Defendants next contend that statements made by plaintiff’s counsel in closing argument were not supported by the evidence. No objection on this point was made at the trial and we will not therefore, consider it for the first time on appeal. Tryon v. Naegle, 20 Ariz. App. 138, 510 P.2d 768 (1973). Nor do we find support for their contention that actual damages were not proven. Plaintiff testified that she paid defendants $694, and that no part of such sum was ever returned. That alone is sufficient proof of her monetary loss.
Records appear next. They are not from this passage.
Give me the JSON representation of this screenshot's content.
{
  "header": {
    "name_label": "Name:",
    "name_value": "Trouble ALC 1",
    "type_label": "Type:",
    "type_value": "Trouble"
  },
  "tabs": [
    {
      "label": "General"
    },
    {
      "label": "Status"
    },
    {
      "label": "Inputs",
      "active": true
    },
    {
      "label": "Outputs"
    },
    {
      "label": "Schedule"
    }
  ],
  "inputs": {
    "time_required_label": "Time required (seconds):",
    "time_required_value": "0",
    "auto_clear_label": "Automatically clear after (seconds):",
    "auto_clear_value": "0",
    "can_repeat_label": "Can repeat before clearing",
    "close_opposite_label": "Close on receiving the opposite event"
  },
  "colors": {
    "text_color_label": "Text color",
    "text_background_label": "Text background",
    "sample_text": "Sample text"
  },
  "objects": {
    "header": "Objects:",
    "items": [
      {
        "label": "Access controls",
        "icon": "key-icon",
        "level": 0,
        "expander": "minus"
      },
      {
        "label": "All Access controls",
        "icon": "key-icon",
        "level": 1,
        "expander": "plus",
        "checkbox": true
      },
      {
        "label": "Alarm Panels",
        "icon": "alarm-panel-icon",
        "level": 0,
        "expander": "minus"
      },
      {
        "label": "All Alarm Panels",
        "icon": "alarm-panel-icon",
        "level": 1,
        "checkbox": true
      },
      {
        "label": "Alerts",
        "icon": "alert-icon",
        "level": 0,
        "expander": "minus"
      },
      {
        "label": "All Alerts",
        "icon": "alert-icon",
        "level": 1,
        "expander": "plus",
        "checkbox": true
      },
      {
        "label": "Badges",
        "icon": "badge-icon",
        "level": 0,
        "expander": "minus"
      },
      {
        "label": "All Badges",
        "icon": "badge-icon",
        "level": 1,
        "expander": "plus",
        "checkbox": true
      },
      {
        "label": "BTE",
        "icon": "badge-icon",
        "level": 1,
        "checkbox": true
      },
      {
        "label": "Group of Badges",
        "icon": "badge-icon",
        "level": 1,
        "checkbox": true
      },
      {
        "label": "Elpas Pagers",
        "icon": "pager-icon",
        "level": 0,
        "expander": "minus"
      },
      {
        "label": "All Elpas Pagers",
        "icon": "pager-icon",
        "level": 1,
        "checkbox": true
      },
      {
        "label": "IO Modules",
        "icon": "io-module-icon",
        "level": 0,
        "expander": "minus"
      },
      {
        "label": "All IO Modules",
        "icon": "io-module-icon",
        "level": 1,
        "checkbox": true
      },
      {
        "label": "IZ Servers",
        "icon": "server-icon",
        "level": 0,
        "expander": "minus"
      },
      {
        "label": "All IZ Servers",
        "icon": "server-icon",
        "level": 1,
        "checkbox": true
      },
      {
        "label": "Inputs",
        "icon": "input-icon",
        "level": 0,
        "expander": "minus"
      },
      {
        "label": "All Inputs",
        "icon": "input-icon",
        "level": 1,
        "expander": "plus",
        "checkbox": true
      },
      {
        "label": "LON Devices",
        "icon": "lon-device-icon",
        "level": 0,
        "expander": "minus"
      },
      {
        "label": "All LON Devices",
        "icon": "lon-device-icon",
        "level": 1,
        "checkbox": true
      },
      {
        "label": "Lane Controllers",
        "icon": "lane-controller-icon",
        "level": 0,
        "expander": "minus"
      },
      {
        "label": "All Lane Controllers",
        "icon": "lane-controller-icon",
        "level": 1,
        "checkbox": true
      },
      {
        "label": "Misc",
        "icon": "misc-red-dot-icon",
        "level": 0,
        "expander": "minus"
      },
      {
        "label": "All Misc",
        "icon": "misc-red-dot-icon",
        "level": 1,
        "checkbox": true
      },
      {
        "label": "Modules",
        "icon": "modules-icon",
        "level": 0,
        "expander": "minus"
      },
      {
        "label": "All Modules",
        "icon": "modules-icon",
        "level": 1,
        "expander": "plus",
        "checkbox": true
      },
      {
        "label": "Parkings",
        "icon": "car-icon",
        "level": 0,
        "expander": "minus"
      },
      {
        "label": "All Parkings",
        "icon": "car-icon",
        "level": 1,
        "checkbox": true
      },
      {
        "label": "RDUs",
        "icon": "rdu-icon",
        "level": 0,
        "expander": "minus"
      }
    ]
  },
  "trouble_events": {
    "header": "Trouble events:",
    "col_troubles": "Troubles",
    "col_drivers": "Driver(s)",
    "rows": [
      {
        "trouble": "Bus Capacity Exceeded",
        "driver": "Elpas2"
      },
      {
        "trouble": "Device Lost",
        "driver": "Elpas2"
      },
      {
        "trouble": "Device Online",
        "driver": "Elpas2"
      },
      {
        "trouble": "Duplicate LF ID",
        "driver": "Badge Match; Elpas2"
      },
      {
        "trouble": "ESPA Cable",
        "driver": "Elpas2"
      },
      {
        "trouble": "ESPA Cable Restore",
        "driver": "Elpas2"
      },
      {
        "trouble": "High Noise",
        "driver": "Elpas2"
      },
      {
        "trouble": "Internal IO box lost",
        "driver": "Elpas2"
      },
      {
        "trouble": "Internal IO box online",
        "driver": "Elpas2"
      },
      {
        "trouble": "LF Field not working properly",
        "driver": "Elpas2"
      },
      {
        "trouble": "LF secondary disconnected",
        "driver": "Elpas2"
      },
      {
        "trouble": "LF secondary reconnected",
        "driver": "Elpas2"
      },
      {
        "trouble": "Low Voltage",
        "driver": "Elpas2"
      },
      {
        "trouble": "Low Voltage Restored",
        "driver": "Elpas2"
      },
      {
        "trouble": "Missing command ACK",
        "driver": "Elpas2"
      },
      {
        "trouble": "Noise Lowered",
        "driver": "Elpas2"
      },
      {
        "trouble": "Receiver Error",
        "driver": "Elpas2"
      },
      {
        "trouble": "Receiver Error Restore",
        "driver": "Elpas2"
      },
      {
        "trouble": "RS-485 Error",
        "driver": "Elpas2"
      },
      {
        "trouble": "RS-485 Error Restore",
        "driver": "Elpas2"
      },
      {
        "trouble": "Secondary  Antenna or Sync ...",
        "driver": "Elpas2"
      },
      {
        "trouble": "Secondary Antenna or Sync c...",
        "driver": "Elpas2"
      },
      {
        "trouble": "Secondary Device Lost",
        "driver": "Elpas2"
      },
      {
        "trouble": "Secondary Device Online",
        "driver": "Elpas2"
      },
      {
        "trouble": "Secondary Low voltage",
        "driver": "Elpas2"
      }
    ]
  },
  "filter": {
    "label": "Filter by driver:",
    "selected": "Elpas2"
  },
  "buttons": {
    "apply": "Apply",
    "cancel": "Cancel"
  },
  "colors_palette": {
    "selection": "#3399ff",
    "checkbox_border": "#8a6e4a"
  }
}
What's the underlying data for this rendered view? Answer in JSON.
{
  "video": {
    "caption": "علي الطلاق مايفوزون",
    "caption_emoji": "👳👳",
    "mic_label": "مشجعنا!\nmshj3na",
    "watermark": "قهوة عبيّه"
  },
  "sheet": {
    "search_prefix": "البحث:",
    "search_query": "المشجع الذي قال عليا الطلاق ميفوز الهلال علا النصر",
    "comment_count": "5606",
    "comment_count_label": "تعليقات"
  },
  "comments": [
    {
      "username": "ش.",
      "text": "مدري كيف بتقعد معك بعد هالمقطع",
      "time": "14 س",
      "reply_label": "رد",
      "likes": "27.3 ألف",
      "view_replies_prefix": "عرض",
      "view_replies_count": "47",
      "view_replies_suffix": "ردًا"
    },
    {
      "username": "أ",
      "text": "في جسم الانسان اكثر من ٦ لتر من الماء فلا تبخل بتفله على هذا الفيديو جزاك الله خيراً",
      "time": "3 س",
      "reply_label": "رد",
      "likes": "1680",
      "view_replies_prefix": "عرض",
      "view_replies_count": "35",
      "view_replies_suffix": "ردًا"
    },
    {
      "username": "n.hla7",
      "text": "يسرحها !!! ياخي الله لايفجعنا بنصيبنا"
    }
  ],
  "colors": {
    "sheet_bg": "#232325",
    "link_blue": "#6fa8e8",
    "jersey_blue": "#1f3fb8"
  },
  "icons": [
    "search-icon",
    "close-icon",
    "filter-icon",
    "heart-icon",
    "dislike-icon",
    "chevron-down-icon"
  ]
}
The final charge of defendants is that the award of punitive damages cannot be justified; and further, that the method by which the jury was allowed to assess such damages was unconstitutional. This court again notes, however, that the instructions on punitive damages were not objected to in the trial court and defendants cannot now complain. Rule 51(a), Rules of Civil Procedure, 16 A.R.S.; Nielson v. Flashberg, 101 Ariz. 335, 419 P.2d 514 (1966). On this same point they further argue that since no evidence was proffered regarding their wealth, the jury had no criterion upon which to base the amount assessed, and therefore must have been motivated solely by passion and sympathy for plaintiff’s physical condition. Again we disagree. The wealth of a defendant is only one factor which a jury may consider in assessing punitive damages. Dodge City Motors, Inc. v. Rogers, 16 Ariz. App. 24, 490 P.2d 853 (1971). Nor is it an essential factor. Fletcher v. Western National Life Insurance Co., 10 Cal.App.3d 376, 89 Cal.Rptr. 78 (1970); Aaron v. Rinalidi, 296 So.2d 632 (Fla.App. 1974); Powers v. Sturm, 12 Ill. App.3d 346, 297 N.E.2d 628 (1973). Moreover, the amount of the punitive award does not require us to find that it was the result of passion or prejudice. Punitive damages are not to compensate for a loss, but rather to punish for misconduct, and it must, therefore be a matter of discretion for the trier of fact. Madison Chevrolet, Inc. v. Donald, 109 Ariz. 100, 505 P.2d 1039 (1972); Nielson supra. Such award will not be disturbed on appeal unless wholly unreasonable under the circumstances of the case. Nielson supra.

Consideration of the totality of evidence on the conduct engaged in by defendants leads us to believe that the jury was warranted in finding that they had engineered a scheme to defraud plaintiff.

Various other assignments of error have been made. Though not discussed here, we have considered them and find that they are without merit.

Judgment affirmed.

NELSON, P.J., and FROEB, J., concur.